Report: Iran's president says oil prices too low

TEHRAN, Iran - April 19, 2008 President Mahmoud Ahmadinejad told an oil and gas exhibition in Tehran on Friday that he thought the commodity still had to "discover its real value," according to the Web site of Iran's state-run television.

Oil prices have hit all-time highs above $115 a barrel in recent weeks, amid reports that oil and gasoline reserves in the United States were lower than expected and as the dollar sinks to record lows.

"The oil price of $115 a barrel in today's global markets is a deceiving figure. Oil is a strategic commodity that needs to discover its real value," the Web site quoted Ahmadinejad as saying.

Crude oil futures surged to a new trading record of $117 a barrel Friday following an attack on a key pipeline in Nigeria. The increase capped a week of record highs fueled by supply woes and the dollar's weakness relative to other major currencies.

Ahmadinejad said despite high oil prices, the true value of crude oil, adjusted for inflation, is currently less than what it was in 1980.

"While the price of other commodities have increased, the economic value of the current oil price is even less than 1980," he said.

But some figures suggest that today's crude prices might have surpassed inflation-adjusted highs set in early 1980. Depending on how the adjustment is calculated, $38 a barrel then would be worth $96 to $103 or more today.

Ahmadinejad accused Western industrialized nations of "selfishness" in their quest for cheaper oil.

"When they get hold of oil, they assume that oil is a free commodity and belongs to them and has wrongly been placed in other territories. ... This is the spirit of selfishness and arrogance," Ahmadinejad was quoted as saying.

A host of supply and demand concerns in the U.S. and abroad, along with the dollar's weakness, have bolstered oil prices, even as record retail gasoline prices in the U.S. appear to be dampening demand.

A weaker dollar makes commodities such as oil less attractive to investors as a hedge against inflation, and it makes oil more expensive to investors overseas. Analysts believe the weaker dollar is the primary reason oil has soared this year.

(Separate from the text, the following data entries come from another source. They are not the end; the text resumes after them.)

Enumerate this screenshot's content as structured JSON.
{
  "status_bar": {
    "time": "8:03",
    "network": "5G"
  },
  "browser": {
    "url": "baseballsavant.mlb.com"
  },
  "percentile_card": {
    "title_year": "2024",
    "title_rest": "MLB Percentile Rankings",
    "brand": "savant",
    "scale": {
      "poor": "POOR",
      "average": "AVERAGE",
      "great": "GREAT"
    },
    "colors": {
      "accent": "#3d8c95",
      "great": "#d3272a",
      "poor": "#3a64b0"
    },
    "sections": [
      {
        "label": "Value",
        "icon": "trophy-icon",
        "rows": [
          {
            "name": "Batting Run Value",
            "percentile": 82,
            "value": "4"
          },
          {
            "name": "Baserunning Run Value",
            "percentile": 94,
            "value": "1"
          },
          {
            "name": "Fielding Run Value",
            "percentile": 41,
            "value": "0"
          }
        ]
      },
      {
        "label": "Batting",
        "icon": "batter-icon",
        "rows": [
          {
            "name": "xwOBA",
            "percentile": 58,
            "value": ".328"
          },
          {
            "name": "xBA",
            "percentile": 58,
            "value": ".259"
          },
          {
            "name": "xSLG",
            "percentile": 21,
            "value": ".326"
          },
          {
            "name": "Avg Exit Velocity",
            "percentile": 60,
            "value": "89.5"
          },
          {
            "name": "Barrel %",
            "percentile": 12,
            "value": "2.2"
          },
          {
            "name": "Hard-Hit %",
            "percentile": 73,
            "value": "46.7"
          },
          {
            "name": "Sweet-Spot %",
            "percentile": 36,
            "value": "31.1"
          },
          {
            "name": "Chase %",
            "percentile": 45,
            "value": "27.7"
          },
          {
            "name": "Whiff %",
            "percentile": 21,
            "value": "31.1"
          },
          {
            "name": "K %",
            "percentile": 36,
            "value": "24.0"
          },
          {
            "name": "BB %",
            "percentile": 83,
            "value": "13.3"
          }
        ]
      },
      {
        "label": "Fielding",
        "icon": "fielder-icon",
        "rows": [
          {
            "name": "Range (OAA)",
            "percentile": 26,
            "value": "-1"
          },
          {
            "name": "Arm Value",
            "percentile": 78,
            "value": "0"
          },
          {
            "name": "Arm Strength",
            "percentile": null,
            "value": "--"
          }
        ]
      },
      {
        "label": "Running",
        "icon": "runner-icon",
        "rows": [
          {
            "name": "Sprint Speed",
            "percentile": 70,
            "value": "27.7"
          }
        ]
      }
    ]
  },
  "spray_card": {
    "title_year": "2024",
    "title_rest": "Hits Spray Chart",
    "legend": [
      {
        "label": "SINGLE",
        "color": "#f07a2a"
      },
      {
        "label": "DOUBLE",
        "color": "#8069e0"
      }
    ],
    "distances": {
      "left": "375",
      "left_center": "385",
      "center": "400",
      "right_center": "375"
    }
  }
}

The effect tends to reverse when the greenback gains ground.

Ahmadinejad called the U.S. currency "a handful of paper" without any global support.

Iran has stopped using the U.S. dollar in its oil transactions with the outside world, switching to currencies such as euro.

"The dollar is not money any longer but a handful of paper distributed in the world without commodity support," the Web site quoted Ahmadinejad as saying.